SOULMATE SEARCHING

I'm mostly using this blog as an outlet for my feelings and observations about my life. I don't update regularly, but only when something of interest happens in my life.

Monday, November 03, 2008

Cody and Deven

OK, so last week I was invited to a party on the 1st. Well, let me start with Halloween. Melissa, India and I went to Hank's for a few drinks and to see all the people that dressed up. lol. Melissa and I didn't dress up but India did. Anyway, and I'm leaving out the part where we went to City Limits cause nothing interesting happened there. After the bar closed, we took India home and then went to an after party at our friend Kyles house. Hazel's dad was there for a while, eventually I was tired and ready to go home, but the girls wanted to talk, so I went upstairs to Kyles room and curled up next to him for a while. The girls came in around 4 or so and Melissa made me get up and go home. All in all I was up till 5 then had to get up and watch Melissa's kids from 10-2 Saturday while she was at work.
After Melissa got home, I went and paid rent and insurance for the month then went home and slept from 2 to 5. After I woke up, I went to Dani's house and borrowed her costume for the party. Ate dinner, watched one of my shows, then headed to Salina to meet up with Laurie. When we finally got to Cody and Devens house, I met the guys, then changed into my costume. We joined to party downstairs and started drinking. Everything was great, the company, the drinks, the snacks, the whole atmosphere was fun. Finally around 2 or so, everyone started leaving. Laurie asked me if I wanted to go with her to her house or stay at Cody and Deven. I told her that I didn't feel like I should be in a moving vehicle and that I would prefer to stay there. She said that was OK and went home. I told the guys good night and went into the spare room and laid down. A few minutes later, Cody comes in and shoves his tongue into mouth and starts feeling me up. After a few seconds (it seemed) he stopped and asked if I was good to go. I told him no, that I was too drunk for that right now but maybe in a little bit, and he went to their room. I waited for a little bit, got up and went to the bathroom then went and laid down by Cody, who promptly rolled over and cuddled with Deven. I got up and went back to the guest room and went to sleep. I woke up around 7 or 8 and waited till 9 to knock on their (locked) door to tell Deven that I was going home. I asked him to have Cody text or call me when he got up, but I still haven't heard from him.
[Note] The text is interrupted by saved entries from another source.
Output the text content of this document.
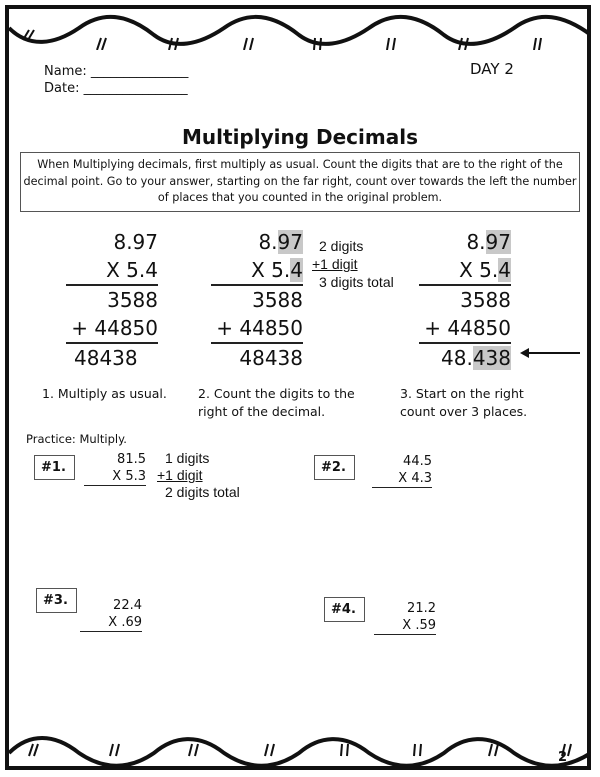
Name: _______________
Date: ________________
DAY 2
Multiplying Decimals
When Multiplying decimals, first multiply as usual. Count the digits that are to the right of the decimal point. Go to your answer, starting on the far right, count over towards the left the number of places that you counted in the original problem.
8.97
X 5.4
3588
+ 44850
48438
8.97
X 5.4
3588
+ 44850
48438
2 digits
+1 digit
3 digits total
8.97
X 5.4
3588
+ 44850
48.438
1. Multiply as usual.	2. Count the digits to the right of the decimal.
3. Start on the right count over 3 places.
Practice: Multiply.
#1.
81.5
X 5.3
1 digits
+1 digit
2 digits total
#2.	44.5
X 4.3
#3.	22.4
X .69
#4.	21.2
X .59
2
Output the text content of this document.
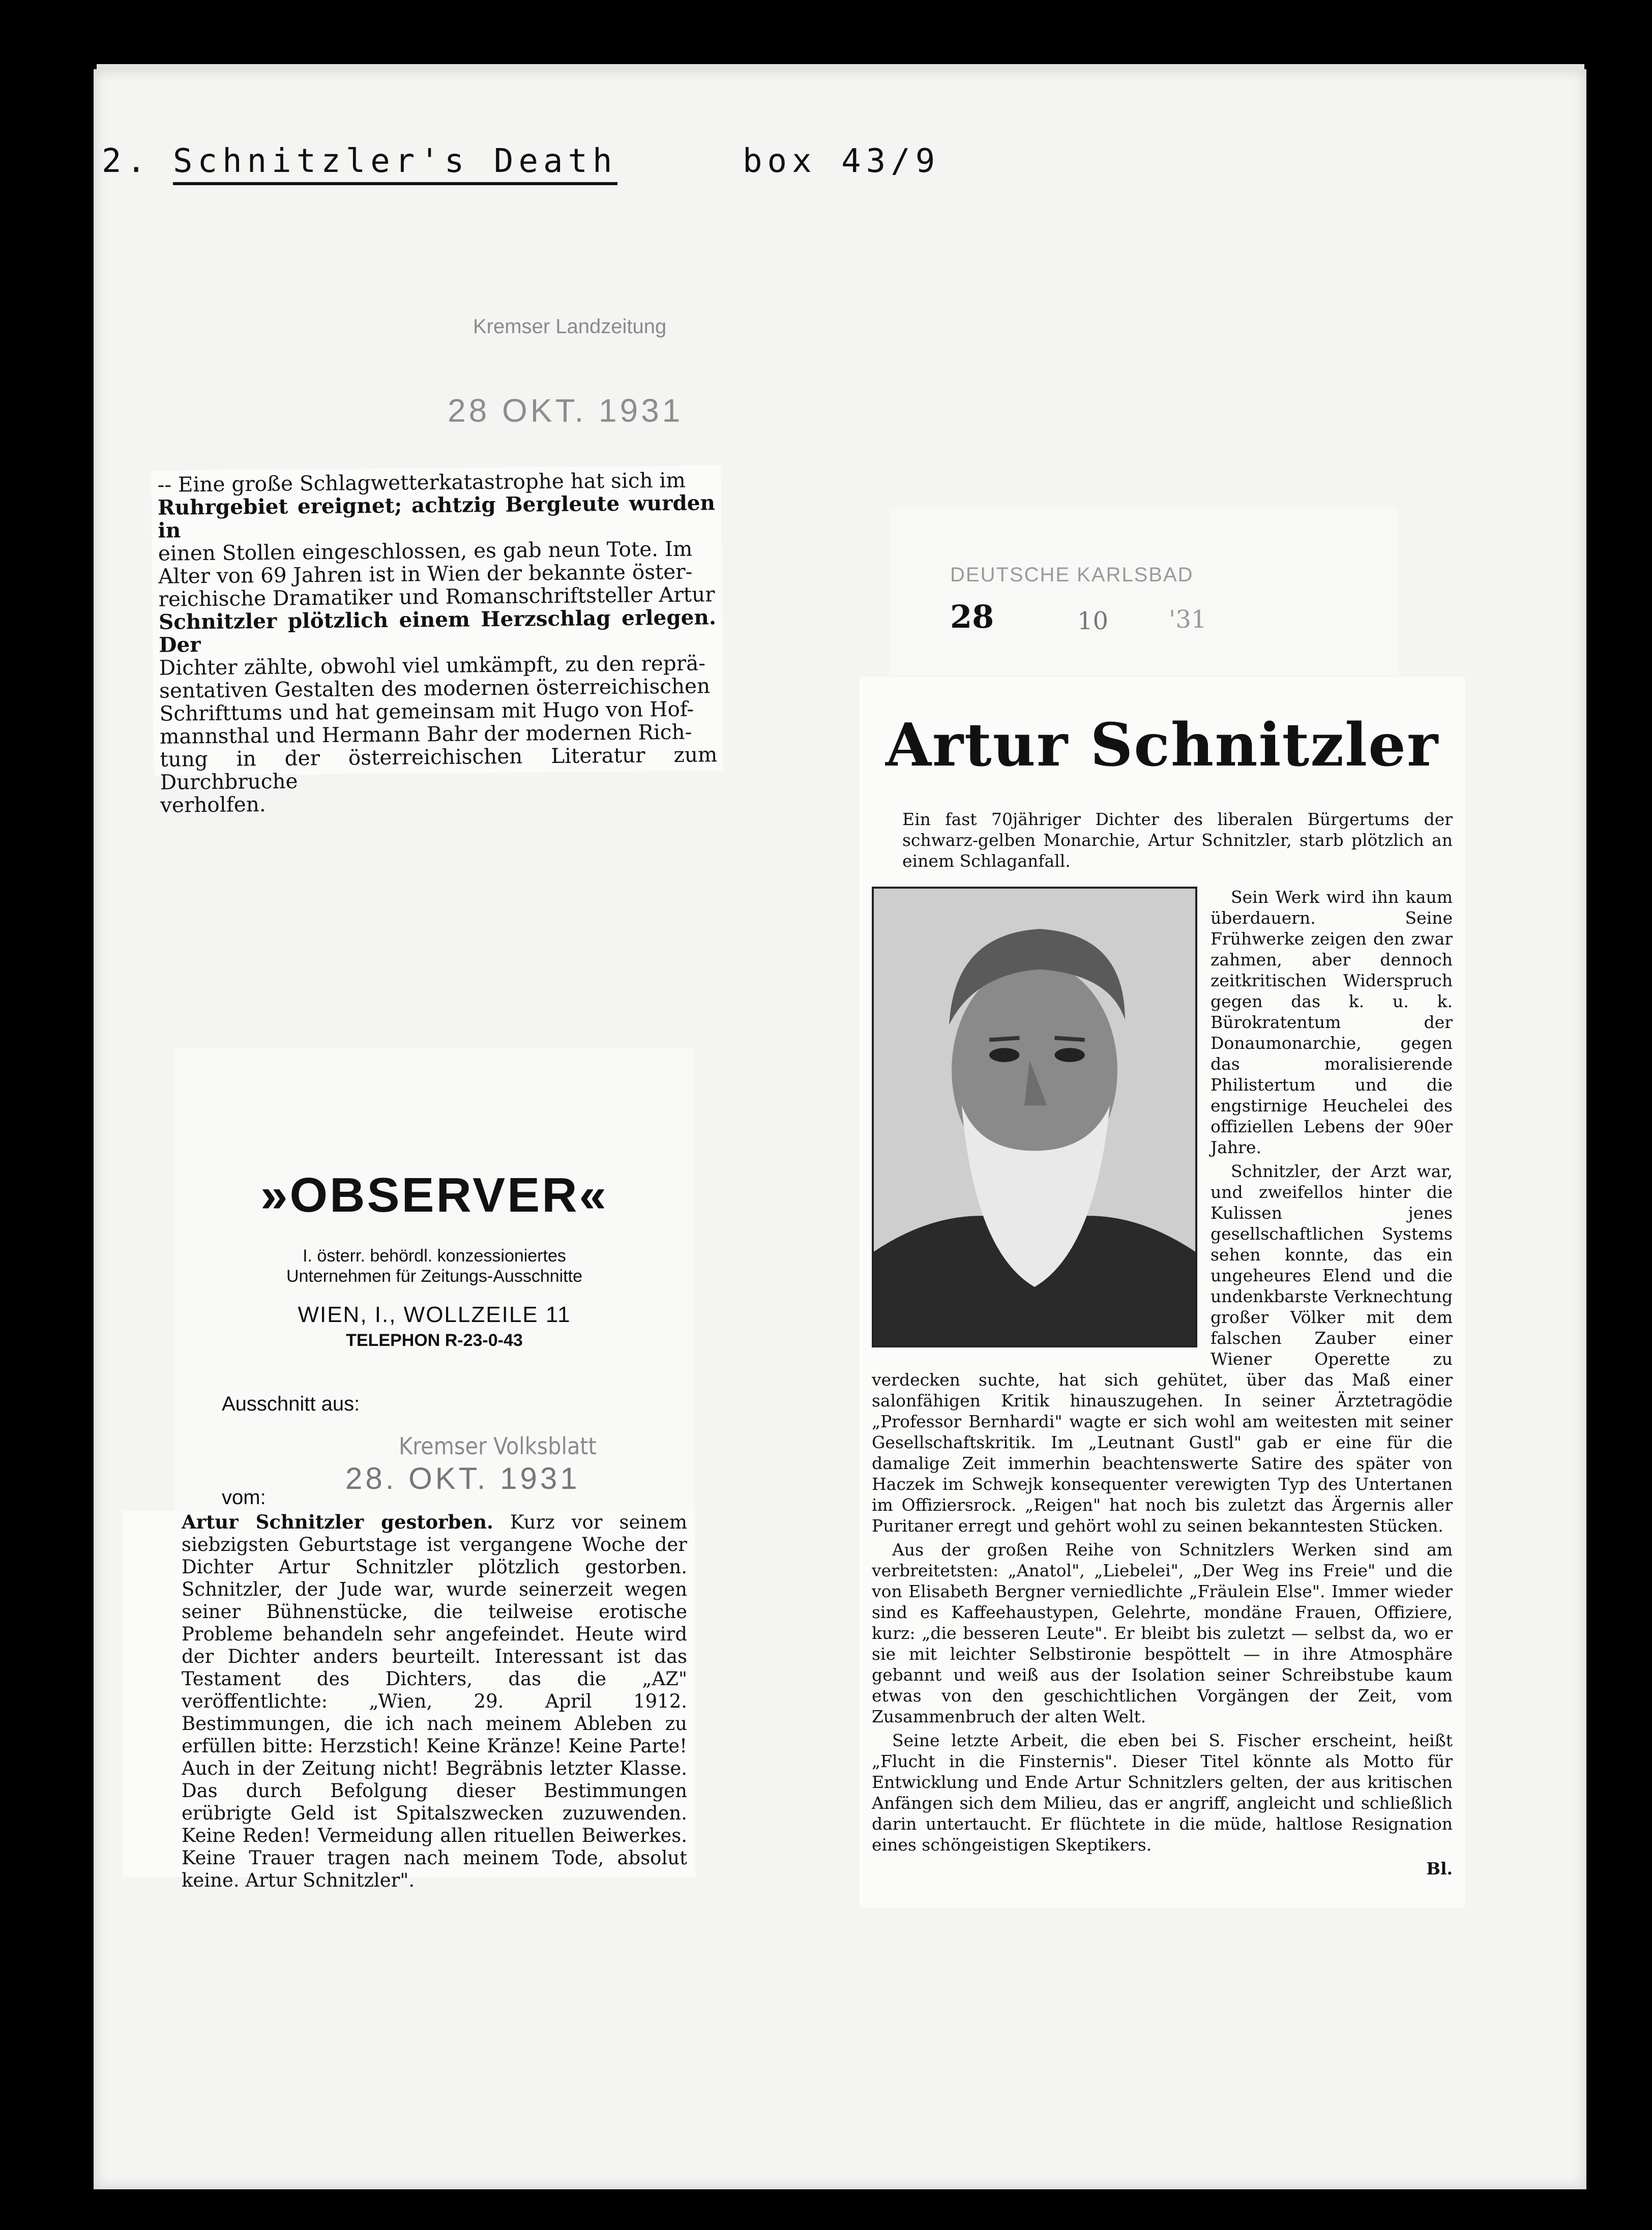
2. Schnitzler's Death	box 43/9
Kremser Landzeitung
28 OKT. 1931

-- Eine große Schlagwetterkatastrophe hat sich im

Ruhrgebiet ereignet; achtzig Bergleute wurden in

einen Stollen eingeschlossen, es gab neun Tote. Im

Alter von 69 Jahren ist in Wien der bekannte öster-

reichische Dramatiker und Romanschriftsteller Artur

Schnitzler plötzlich einem Herzschlag erlegen. Der

Dichter zählte, obwohl viel umkämpft, zu den reprä-

sentativen Gestalten des modernen österreichischen

Schrifttums und hat gemeinsam mit Hugo von Hof-

mannsthal und Hermann Bahr der modernen Rich-

tung in der österreichischen Literatur zum Durchbruche

verholfen.

DEUTSCHE KARLSBAD
28	10 '31
Artur Schnitzler
Ein fast 70jähriger Dichter des liberalen Bürgertums der schwarz-gelben Monarchie, Artur Schnitzler, starb plötzlich an einem Schlaganfall.
Sein Werk wird ihn kaum überdauern. Seine Frühwerke zeigen den zwar zahmen, aber dennoch zeitkritischen Widerspruch gegen das k. u. k. Bürokratentum der Donaumonarchie, gegen das moralisierende Philistertum und die engstirnige Heuchelei des offiziellen Lebens der 90er Jahre.
Schnitzler, der Arzt war, und zweifellos hinter die Kulissen jenes gesellschaftlichen Systems sehen konnte, das ein ungeheures Elend und die undenkbarste Verknechtung großer Völker mit dem falschen Zauber einer Wiener Operette zu verdecken suchte, hat sich gehütet, über das Maß einer salonfähigen Kritik hinauszugehen. In seiner Ärztetragödie „Professor Bernhardi" wagte er sich wohl am weitesten mit seiner Gesellschaftskritik. Im „Leutnant Gustl" gab er eine für die damalige Zeit immerhin beachtenswerte Satire des später von Haczek im Schwejk konsequenter verewigten Typ des Untertanen im Offiziersrock. „Reigen" hat noch bis zuletzt das Ärgernis aller Puritaner erregt und gehört wohl zu seinen bekanntesten Stücken.
Aus der großen Reihe von Schnitzlers Werken sind am verbreitetsten: „Anatol", „Liebelei", „Der Weg ins Freie" und die von Elisabeth Bergner verniedlichte „Fräulein Else". Immer wieder sind es Kaffeehaustypen, Gelehrte, mondäne Frauen, Offiziere, kurz: „die besseren Leute". Er bleibt bis zuletzt — selbst da, wo er sie mit leichter Selbstironie bespöttelt — in ihre Atmosphäre gebannt und weiß aus der Isolation seiner Schreibstube kaum etwas von den geschichtlichen Vorgängen der Zeit, vom Zusammenbruch der alten Welt.
Seine letzte Arbeit, die eben bei S. Fischer erscheint, heißt „Flucht in die Finsternis". Dieser Titel könnte als Motto für Entwicklung und Ende Artur Schnitzlers gelten, der aus kritischen Anfängen sich dem Milieu, das er angriff, angleicht und schließlich darin untertaucht. Er flüchtete in die müde, haltlose Resignation eines schöngeistigen Skeptikers.
Bl.
»OBSERVER«
I. österr. behördl. konzessioniertes
Unternehmen für Zeitungs-Ausschnitte
WIEN, I., WOLLZEILE 11
TELEPHON R-23-0-43
Ausschnitt aus:
Kremser Volksblatt
28. OKT. 1931
vom:
Artur Schnitzler gestorben. Kurz vor seinem siebzigsten Geburtstage ist vergangene Woche der Dichter Artur Schnitzler plötzlich gestorben. Schnitzler, der Jude war, wurde seinerzeit wegen seiner Bühnenstücke, die teilweise erotische Probleme behandeln sehr angefeindet. Heute wird der Dichter anders beurteilt. Interessant ist das Testament des Dichters, das die „AZ" veröffentlichte: „Wien, 29. April 1912. Bestimmungen, die ich nach meinem Ableben zu erfüllen bitte: Herzstich! Keine Kränze! Keine Parte! Auch in der Zeitung nicht! Begräbnis letzter Klasse. Das durch Befolgung dieser Bestimmungen erübrigte Geld ist Spitalszwecken zuzuwenden. Keine Reden! Vermeidung allen rituellen Beiwerkes. Keine Trauer tragen nach meinem Tode, absolut keine. Artur Schnitzler".
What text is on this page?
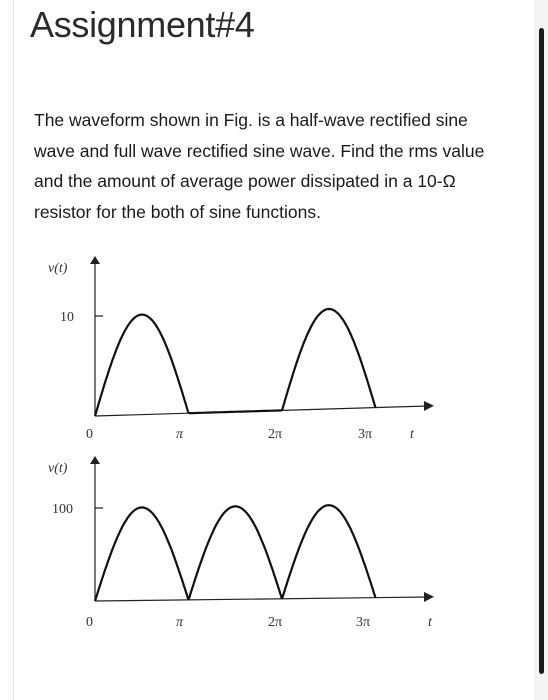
Assignment#4

The waveform shown in Fig. is a half-wave rectified sine wave and full wave rectified sine wave. Find the rms value and the amount of average power dissipated in a 10-Ω resistor for the both of sine functions.

v(t)
10
0	π	2π	3π	t
v(t)
100
0	π	2π	3π	t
So, why do I feel like I screwed up and made a wrong choice? I don't know whether Cody was just drunk and horny or if he and Deven were both interested in doing something, but either way I did nothing to be ashamed of or regret (except turning down a possible three way with two totally hot guys). Except now I have this feeling in my gut and I don't know what it is or how to make it go away. Laurie said that Cody was really drunk and probably doesn't remember doing it, and I should just let it go. I just can't stand the thought that he might resent being brushed off and is upset with me, or worse, embarrassed about it. I just met these guys and I would really like to be friends with them, I'm just not sure if they or I am ready for the kind of issues that sex would undoubtedly bring into our friendship. I really don't want them to break up over me or change their lives for me. I also don't know anything about their sex life, whether they are completely monogamous or if they have an open relationship, or if they play together.
That's another thing I've been thinking about. If Deven had also made a pass at me and invited me into their bed, I might have done it. I guess I didn't really feel invited by Cody alone. If Deven wasn't into the idea, then I did the right thing and Deven should have no reason to be upset with me, but if he is with Cody is no of my business. If Deven was into it, then maybe they are both upset with me and I have lost two really cool, really fun friends, just because I didn't want to sleep with them the first time I met them. OMG, I hate drama. If they could have brought up the possibility if this situation happening, I might have made a different choice, but as it was, I made the right choice for the moment. Now I just need to figure out how to get over it and move on, with or without Cody and Deven in my life.